この記事で分かること/分からないこと
- 分かること: 誤りの取り返しがつかない領域では、検証の考え方そのものを変える必要があること
- 分かること: 自社の失敗モード検証で「最も致命的な領域」の項目がわずか2件しか検査されていない実態
- 分からないこと: この領域における真の幻覚発生率(検査件数が少なすぎて計算できない)
- 分からないこと: 検証対象となった具体的な業務領域の詳細
誤りに軽重があるという前提
RAGが出す誤りには軽重がある。多少の言い回しの誤りであれば読み手が気づいて訂正できる一方、期限や資格の有無、安全に関わる判断など、誤ったまま行動されると取り返しがつかない性質の情報も存在する。同じ「幻覚が観測されなかった」という結果でも、それがどの領域でどれだけ検査した上での結果かによって、意味の重さはまったく変わってくる。
自社の失敗モード検証における位置づけ
編集部が検証に使っている自社RAG基盤の失敗モード検証は、汎用的な失敗4種とドメイン固有の失敗8種、合計12種で構成されている(出所: 検証レポート、確認日2026-09-06)。このうち、最も致命的な領域の情報を捏造するパターンは、ドメイン固有の8種の一つとして記録されている。検証対象となった具体的な業務領域は非公開である。
この項目の検査件数は2件しかない
この最も致命的な領域の失敗モードは、検証において2件しか検査されておらず、その2件はいずれも合格(捏造なし)と記録されている(出所: 検証レポート、確認日2026-09-06)。他の失敗モードも1〜5件という少数だが、この項目はその中でも特に重い意味を持つ。標本数がn=12でも真の発生率の95%上限は22.1%に達する。検査件数がそれよりさらに少ない2件という規模では、不確かさはこれよりもさらに大きいと考えるべきであり、2件とも合格したという結果だけを根拠に、この領域が安全だと述べることはできない。
検証が薄い領域ほど、設計を保守的にする
検証の証拠が薄い領域に対しては、証拠が厚い領域と同じ基準で判断しないという考え方がある。具体的には、根拠が曖昧な場合に無理に断定せず確認応答に倒す判断や、他の経路よりも人間のレビューを厚く配分する判断が候補になる。検証で合格したという結果は、その領域が安全だと確定させる根拠ではなく、まだ確かめられていない範囲が広いことを思い出させる材料として扱うべきである。
「全件合格」という言葉が隠しているもの
12種の失敗モードはいずれも合格と記録されているが、これは合格した件数そのものが少ないという意味でもある(出所: 検証レポート、確認日2026-09-06)。特に取り返しがつかない領域については、件数の少なさを長所として扱わず、まだ検証していない範囲の大きさとして読む姿勢が必要になる。

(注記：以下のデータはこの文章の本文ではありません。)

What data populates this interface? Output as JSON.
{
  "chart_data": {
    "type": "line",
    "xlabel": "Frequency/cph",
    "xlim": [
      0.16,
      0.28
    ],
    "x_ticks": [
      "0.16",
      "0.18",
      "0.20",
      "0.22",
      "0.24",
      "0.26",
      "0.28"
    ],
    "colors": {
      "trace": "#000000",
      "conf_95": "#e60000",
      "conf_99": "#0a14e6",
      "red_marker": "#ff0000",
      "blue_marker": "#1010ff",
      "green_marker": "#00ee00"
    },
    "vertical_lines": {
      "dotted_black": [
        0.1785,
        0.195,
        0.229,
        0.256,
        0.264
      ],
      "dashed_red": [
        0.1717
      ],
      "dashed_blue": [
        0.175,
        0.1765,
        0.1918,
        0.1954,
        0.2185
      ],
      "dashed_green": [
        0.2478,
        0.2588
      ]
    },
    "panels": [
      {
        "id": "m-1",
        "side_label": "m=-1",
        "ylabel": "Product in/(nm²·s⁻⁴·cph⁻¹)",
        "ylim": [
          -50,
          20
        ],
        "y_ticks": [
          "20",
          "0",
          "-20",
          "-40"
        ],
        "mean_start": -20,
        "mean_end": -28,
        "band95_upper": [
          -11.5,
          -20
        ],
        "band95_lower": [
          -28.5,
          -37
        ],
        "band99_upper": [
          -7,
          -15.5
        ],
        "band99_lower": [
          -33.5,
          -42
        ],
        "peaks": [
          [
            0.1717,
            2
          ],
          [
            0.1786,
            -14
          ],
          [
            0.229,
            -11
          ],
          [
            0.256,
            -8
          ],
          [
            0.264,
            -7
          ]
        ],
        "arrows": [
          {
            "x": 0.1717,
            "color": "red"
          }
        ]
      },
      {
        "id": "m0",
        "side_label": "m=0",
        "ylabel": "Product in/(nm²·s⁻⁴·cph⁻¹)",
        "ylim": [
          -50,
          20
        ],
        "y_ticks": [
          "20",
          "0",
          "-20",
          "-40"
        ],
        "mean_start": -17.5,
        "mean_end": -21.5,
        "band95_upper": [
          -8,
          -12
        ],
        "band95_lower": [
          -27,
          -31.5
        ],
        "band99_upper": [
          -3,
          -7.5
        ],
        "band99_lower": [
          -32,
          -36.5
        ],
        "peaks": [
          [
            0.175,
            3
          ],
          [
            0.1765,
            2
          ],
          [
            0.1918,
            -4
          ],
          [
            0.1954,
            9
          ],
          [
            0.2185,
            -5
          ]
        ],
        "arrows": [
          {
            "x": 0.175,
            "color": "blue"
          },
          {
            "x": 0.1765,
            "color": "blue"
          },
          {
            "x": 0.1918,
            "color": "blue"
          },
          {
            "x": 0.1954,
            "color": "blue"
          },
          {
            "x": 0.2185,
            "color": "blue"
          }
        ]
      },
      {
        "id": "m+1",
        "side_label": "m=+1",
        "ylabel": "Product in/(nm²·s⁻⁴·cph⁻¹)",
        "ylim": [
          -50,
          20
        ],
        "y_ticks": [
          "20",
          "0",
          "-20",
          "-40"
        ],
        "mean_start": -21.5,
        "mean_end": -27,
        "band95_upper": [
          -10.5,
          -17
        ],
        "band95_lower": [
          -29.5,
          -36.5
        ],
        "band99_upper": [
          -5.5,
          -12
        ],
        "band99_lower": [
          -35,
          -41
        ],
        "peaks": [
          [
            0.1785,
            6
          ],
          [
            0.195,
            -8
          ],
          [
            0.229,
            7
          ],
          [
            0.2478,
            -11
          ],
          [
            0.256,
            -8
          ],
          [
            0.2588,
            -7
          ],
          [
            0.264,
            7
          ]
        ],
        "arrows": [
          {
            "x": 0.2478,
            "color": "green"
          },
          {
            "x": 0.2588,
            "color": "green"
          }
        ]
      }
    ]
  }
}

検証が薄い領域にどう人間のレビューを配分するかは人間のゲートの記事、根拠の薄い生成をどう扱うかは出典提示の限界の記事で扱っている。幻覚率という指標の読み方はこちらの記事を参照してほしい。取り返しがつかない領域の設計について相談したい方は、お問い合わせから編集部までご連絡いただきたい。
よくある質問
Q1. 「最も致命的な領域」とは具体的に何を指すか
誤って伝わったまま行動されると取り返しがつかない性質の情報を指す一般化した表現である。検証対象となった具体的な業務領域は非公開である。
Q2. この領域の失敗モードは何件検査されたか
2件である。2件とも捏造は確認されず合格と記録されているが、検査件数がきわめて少ない(確認日2026-09-06)。
Q3. 2件とも合格したなら、この領域は安全と言えるか
言えない。標本数がn=12でも真の発生率の95%上限は22.1%に達しており、それより少ない2件という規模では不確かさはさらに大きい。合格という結果だけを根拠に安全と述べることはできない。
Q4. 検証が薄い領域では、どのような設計判断が考えられるか
根拠が曖昧な場合に無理に断定せず確認応答に倒す判断や、他の経路より人間のレビューを厚く配分する判断が候補になる。